FWIW: there is something fundamentally wrong with a meta-meta build system. I don't think you should bother generating or wrapping CMake, you should be replacing it.

Cmake is doing a lot of underappreciated work under the hood that would be very hard to replicate in another tool, tons of accumulated workarounds for all the different host operating systems, compiler toolchains and IDEs, it's also one of few build tools which properly support Windows and Visual Studio.

Just alone reverse engineering the Xcode and Visual Studio project file formats for each IDE version isn't fun, but this "boring" grunt work is what makes cmake so valuable.

The core ideas of cmake are sound, it's only the scripting language that sucks.

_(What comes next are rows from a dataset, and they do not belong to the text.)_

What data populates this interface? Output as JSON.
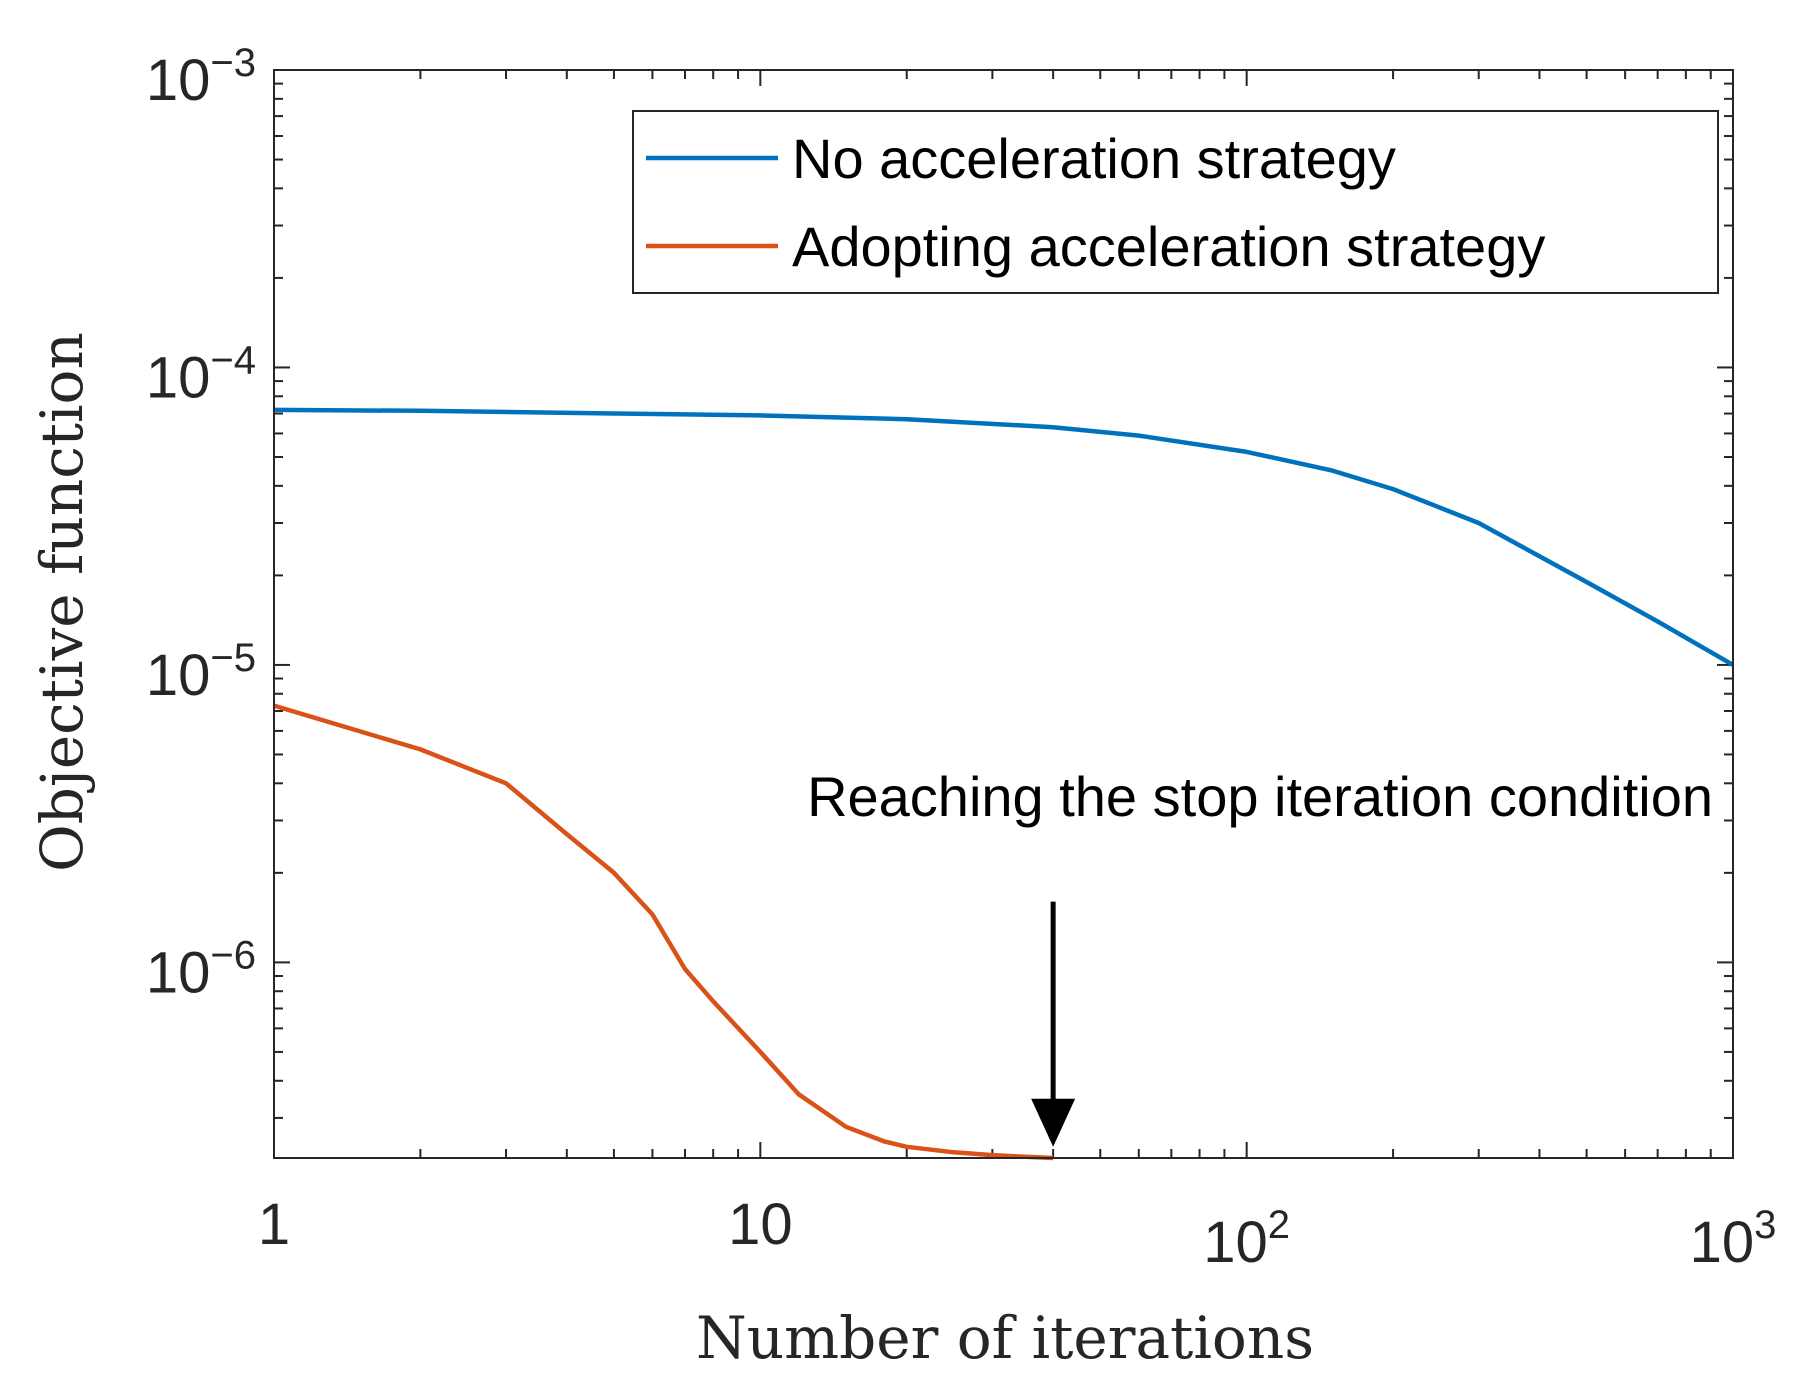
{
  "chart_data": {
    "type": "line",
    "xlabel": "Number of iterations",
    "ylabel": "Objective function",
    "xscale": "log",
    "yscale": "log",
    "xlim": [
      1,
      1000
    ],
    "ylim": [
      2.2e-07,
      0.001
    ],
    "x_ticks": [
      {
        "value": 1,
        "base": "1",
        "exp": ""
      },
      {
        "value": 10,
        "base": "10",
        "exp": ""
      },
      {
        "value": 100,
        "base": "10",
        "exp": "2"
      },
      {
        "value": 1000,
        "base": "10",
        "exp": "3"
      }
    ],
    "y_ticks": [
      {
        "value": 0.001,
        "base": "10",
        "exp": "−3"
      },
      {
        "value": 0.0001,
        "base": "10",
        "exp": "−4"
      },
      {
        "value": 1e-05,
        "base": "10",
        "exp": "−5"
      },
      {
        "value": 1e-06,
        "base": "10",
        "exp": "−6"
      }
    ],
    "legend_position": "top-right",
    "grid": false,
    "series": [
      {
        "name": "No acceleration strategy",
        "color": "#0072BD",
        "x": [
          1,
          2,
          5,
          10,
          20,
          40,
          60,
          100,
          150,
          200,
          300,
          500,
          700,
          1000
        ],
        "y": [
          7.2e-05,
          7.15e-05,
          7e-05,
          6.9e-05,
          6.7e-05,
          6.3e-05,
          5.9e-05,
          5.2e-05,
          4.5e-05,
          3.9e-05,
          3e-05,
          1.9e-05,
          1.4e-05,
          1e-05
        ]
      },
      {
        "name": "Adopting acceleration strategy",
        "color": "#D95319",
        "x": [
          1,
          2,
          3,
          4,
          5,
          6,
          7,
          8,
          10,
          12,
          15,
          18,
          20,
          25,
          30,
          35,
          40
        ],
        "y": [
          7.3e-06,
          5.2e-06,
          4e-06,
          2.7e-06,
          2e-06,
          1.45e-06,
          9.5e-07,
          7.4e-07,
          5e-07,
          3.6e-07,
          2.8e-07,
          2.5e-07,
          2.4e-07,
          2.3e-07,
          2.25e-07,
          2.22e-07,
          2.2e-07
        ]
      }
    ],
    "annotation": {
      "text": "Reaching the stop iteration condition",
      "arrow_x": 40,
      "arrow_from_y": 1.6e-06,
      "arrow_to_y": 2.4e-07
    }
  }
}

Another fresh example of what you don't like: https://www.youtube.com/watch?v=ExSlx0vBMXo Building C++: It Doesn't Have to be Painful! - Nicole Mazzuca - Meeting C++ 2025

Build systems don't plan to converge in the future =)

My thoughts exactly. I thought this was going to be some new thing, but it's just yet another reason that I'll stick with Makefiles.

Do your Makefiles work across Linux, macOS and Windows (without WSL or MingW), GCC, Clang and MSVC, or allow loading the project into an IDE like Xcode or Visual Studio though? That's why meta-build-systems like cmake were created, not to be a better GNU Make.

There is something fundamentally wrong with Windows or Visual Studio that it requires ugly solutions.

Windows and Visual Studio solutions are perfectly fine. MSBuild is a declarative build syntax in XML, it's not very different from a makefile.

XML is already terrible. But the main problem seems to be that they created something similar but incompatible to make.

Ok, then just cl.exe instead of gcc or clang. Completely different set of command line options from gcc and clang, but that's fine. C/C++ build tooling needs to be able to deal with different toolchains. The diversity of C/C++ toolchains is a strength, not a weakness :)

One nice feature of MSVC is that you can describe the linker dependencies in the source files (via #pragma comment(lib, ...)), this enables building fairly complex single-file tools trivially without a build system like this:

   cl mytool.c
...without having to specify system dependencies like kernel32 etc... on the cmdline.